Hi @winkingturtle-vmw do you see many slow consumers often in the cluster which are of route type (rid in the logs)? Could you point to the common nats-server configuration from the nats-release?
@wallyqs I have not seen any sings of slow consumer and didn't find that in the logs. Here is our nats config:
net: "10.0.4.5"
port: 4222
prof_port: 0
http: "0.0.0.0:0"
write_deadline: "2s"
debug: false
trace: false
logtime: true
authorization {
user: "nats"
password: "<PASSWORD>"
timeout: 15
}
cluster {
no_advertise: false
host: "10.0.4.5"
port: 4223
authorization {
user: "nats"
password: "<PASSWORD>"
timeout: 15
}
tls {
ca_file: "<PATH_TO_FILE>"
cert_file: "<PATH_TO_FILE>"
key_file: "<PATH_TO_FILE>"
cipher_suites: [
"TLS_ECDHE_RSA_WITH_AES_256_GCM_SHA384",
"TLS_ECDHE_RSA_WITH_AES_128_GCM_SHA256"
]
curve_preferences: [
"CurveP384"
]
timeout: 5 # seconds
verify: true
}
routes = [
<ROUTES>
]
}
no_sys_acc: true
Here's the pprof graph of the issue:
It seems there is one createRoute call that's ballooning larger than expected.
Hello all.

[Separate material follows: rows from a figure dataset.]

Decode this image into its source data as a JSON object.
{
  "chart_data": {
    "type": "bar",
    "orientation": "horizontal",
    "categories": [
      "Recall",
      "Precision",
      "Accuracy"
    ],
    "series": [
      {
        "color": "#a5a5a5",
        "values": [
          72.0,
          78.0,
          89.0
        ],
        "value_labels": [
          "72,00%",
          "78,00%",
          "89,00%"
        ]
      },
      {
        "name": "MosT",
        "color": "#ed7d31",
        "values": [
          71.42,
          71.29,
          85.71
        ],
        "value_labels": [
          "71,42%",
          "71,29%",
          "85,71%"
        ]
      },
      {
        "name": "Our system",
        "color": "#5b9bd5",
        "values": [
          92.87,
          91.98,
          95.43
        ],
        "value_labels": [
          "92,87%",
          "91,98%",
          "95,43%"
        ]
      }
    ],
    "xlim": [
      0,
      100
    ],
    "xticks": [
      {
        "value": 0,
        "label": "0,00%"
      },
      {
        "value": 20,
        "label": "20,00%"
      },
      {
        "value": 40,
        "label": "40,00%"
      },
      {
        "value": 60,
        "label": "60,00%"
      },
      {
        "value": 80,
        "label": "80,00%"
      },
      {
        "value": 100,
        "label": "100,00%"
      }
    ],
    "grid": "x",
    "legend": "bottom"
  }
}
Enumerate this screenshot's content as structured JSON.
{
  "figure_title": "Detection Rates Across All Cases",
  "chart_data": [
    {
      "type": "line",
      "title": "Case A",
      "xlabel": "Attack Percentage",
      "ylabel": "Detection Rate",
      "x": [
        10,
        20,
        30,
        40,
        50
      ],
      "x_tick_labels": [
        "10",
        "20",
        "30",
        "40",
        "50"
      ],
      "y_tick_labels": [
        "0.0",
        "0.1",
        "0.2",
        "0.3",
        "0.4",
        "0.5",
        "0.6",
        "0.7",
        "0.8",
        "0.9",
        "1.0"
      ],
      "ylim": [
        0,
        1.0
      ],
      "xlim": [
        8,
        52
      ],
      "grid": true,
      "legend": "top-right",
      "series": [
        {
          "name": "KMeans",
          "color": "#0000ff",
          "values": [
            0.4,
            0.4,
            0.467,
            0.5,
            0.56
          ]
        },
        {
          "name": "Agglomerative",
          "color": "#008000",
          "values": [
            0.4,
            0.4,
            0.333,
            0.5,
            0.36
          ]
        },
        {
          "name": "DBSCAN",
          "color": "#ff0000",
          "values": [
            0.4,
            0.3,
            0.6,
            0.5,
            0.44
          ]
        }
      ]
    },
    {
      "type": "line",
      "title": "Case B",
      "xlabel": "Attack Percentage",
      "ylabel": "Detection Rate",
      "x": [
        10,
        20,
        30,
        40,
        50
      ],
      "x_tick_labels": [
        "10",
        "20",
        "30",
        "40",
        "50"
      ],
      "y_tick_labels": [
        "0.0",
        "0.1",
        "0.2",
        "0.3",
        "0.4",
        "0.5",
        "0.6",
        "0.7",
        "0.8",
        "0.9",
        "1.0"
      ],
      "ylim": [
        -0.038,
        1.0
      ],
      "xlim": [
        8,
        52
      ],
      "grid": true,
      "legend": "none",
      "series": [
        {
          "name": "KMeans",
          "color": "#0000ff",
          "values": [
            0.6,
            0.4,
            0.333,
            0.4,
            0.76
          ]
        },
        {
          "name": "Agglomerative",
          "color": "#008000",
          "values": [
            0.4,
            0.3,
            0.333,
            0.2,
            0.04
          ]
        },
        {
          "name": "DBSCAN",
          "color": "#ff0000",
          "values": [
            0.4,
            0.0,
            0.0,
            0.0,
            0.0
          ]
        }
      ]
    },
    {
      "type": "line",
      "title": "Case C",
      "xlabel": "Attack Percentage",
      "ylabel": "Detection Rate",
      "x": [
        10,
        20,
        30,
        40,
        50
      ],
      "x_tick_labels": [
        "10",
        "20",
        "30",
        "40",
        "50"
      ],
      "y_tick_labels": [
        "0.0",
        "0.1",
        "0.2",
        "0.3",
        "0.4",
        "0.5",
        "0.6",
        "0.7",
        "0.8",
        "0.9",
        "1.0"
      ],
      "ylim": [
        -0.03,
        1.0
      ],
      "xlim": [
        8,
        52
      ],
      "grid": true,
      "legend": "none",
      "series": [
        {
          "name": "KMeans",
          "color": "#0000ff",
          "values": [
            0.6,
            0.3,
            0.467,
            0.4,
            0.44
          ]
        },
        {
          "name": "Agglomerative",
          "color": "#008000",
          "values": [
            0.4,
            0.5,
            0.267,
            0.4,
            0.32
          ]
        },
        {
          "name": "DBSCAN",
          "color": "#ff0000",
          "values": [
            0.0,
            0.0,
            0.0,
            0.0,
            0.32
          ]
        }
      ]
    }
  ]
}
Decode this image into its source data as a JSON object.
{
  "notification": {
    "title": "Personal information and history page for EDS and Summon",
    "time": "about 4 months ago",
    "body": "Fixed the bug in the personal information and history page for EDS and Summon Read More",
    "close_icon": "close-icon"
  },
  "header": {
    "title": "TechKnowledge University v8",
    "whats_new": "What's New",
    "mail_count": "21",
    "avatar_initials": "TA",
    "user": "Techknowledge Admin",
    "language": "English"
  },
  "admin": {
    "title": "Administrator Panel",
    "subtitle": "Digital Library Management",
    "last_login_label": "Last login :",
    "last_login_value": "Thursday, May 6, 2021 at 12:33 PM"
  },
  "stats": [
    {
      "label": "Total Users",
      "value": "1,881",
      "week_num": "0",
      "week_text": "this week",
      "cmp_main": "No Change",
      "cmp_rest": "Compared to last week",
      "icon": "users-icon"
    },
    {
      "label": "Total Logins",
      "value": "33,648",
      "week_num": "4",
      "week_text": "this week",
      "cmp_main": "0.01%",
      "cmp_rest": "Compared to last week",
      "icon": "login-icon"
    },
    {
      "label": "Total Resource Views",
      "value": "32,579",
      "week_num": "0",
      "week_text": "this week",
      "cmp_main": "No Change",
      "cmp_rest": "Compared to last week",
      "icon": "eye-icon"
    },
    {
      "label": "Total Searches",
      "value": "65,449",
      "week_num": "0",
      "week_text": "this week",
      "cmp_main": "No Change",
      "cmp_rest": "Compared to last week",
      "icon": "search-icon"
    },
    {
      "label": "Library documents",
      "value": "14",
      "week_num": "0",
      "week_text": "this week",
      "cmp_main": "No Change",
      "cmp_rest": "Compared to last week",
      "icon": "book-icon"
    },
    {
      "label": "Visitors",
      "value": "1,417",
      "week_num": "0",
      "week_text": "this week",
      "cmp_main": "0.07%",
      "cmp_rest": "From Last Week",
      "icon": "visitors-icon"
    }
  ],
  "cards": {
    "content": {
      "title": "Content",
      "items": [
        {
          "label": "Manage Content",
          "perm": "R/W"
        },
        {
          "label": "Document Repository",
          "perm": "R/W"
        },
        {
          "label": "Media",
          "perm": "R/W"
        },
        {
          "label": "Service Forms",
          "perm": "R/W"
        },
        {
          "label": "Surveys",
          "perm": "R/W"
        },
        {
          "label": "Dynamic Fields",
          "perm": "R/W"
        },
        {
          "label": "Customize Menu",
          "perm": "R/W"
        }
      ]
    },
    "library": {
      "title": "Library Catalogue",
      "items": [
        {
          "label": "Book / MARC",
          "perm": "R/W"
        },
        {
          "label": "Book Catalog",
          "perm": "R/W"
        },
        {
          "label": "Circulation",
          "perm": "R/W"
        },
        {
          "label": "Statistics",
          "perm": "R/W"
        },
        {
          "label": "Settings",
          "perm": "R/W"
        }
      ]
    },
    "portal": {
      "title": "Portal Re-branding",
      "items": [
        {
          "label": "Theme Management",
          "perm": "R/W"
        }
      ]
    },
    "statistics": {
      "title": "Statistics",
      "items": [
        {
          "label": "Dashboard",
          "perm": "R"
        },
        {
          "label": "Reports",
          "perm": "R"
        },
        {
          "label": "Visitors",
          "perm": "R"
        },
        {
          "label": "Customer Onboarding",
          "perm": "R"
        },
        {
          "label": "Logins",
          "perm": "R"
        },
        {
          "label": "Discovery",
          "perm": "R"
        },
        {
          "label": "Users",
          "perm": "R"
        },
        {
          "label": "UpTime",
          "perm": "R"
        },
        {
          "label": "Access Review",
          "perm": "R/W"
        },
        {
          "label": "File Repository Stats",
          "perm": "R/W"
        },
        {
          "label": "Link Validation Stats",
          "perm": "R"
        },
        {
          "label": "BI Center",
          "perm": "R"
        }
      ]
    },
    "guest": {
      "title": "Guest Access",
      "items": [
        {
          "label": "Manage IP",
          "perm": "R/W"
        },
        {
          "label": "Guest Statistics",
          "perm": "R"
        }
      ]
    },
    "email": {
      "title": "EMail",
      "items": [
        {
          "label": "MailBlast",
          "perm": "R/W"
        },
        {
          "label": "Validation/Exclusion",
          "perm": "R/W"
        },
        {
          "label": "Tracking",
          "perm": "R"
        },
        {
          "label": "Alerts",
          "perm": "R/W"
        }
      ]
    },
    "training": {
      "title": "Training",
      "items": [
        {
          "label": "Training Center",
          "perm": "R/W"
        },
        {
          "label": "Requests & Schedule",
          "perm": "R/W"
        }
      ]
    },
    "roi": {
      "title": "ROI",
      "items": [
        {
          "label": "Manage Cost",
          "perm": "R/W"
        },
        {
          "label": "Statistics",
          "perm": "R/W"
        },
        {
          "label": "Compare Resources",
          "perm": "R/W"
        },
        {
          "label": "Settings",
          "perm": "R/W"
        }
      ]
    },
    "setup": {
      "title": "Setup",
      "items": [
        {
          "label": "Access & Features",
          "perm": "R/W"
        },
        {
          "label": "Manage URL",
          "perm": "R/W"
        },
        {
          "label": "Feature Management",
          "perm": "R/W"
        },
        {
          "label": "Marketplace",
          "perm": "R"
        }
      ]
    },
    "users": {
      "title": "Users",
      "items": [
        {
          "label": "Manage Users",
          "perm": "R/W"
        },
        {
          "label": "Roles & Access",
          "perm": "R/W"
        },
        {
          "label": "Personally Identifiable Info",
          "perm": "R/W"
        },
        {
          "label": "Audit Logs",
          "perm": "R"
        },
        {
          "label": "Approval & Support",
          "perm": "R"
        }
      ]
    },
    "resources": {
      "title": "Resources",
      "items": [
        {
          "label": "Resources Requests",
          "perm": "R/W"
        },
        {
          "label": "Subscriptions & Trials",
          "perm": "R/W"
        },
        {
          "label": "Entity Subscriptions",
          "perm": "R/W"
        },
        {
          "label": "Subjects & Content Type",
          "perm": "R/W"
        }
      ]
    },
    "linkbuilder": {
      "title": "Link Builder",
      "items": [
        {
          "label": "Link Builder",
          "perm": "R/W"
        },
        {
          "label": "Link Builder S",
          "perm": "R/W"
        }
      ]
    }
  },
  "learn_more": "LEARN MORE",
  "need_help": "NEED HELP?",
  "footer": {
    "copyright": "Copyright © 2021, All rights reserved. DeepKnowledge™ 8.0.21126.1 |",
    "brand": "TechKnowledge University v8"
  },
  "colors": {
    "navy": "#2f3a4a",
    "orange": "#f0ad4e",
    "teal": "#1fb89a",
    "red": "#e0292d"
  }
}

I'm from the same team as @MarcPaquette and @winkingturtle-vmw. We're pretty confident that the root cause was a duplicate IP address. Specifically, another machine on the network had the same IP as one of the NATS servers. Something about that set up caused the NATS clustering to balloon in memory.
To reproduce the issue, we deployed a VM in the same network as our NATS cluster. Then we sshed onto the VM and ran ifconfig eth0 <IP ADDRESS OF ONE NATS NODE> netmask 255.255.255.192 up. We had to leave the setup running overnight, but by the next morning, we were seeing the same kind of memory leak.
On our side of things, we were able to resolve the issue by eliminating the duplicate IP. This seems like an opportunity to make NATS more robust to networking errors, but I'd also understand if the NATS team decided that it's an edge case not worth handling. I'll leave it to y'all to decide to address this issue or close it.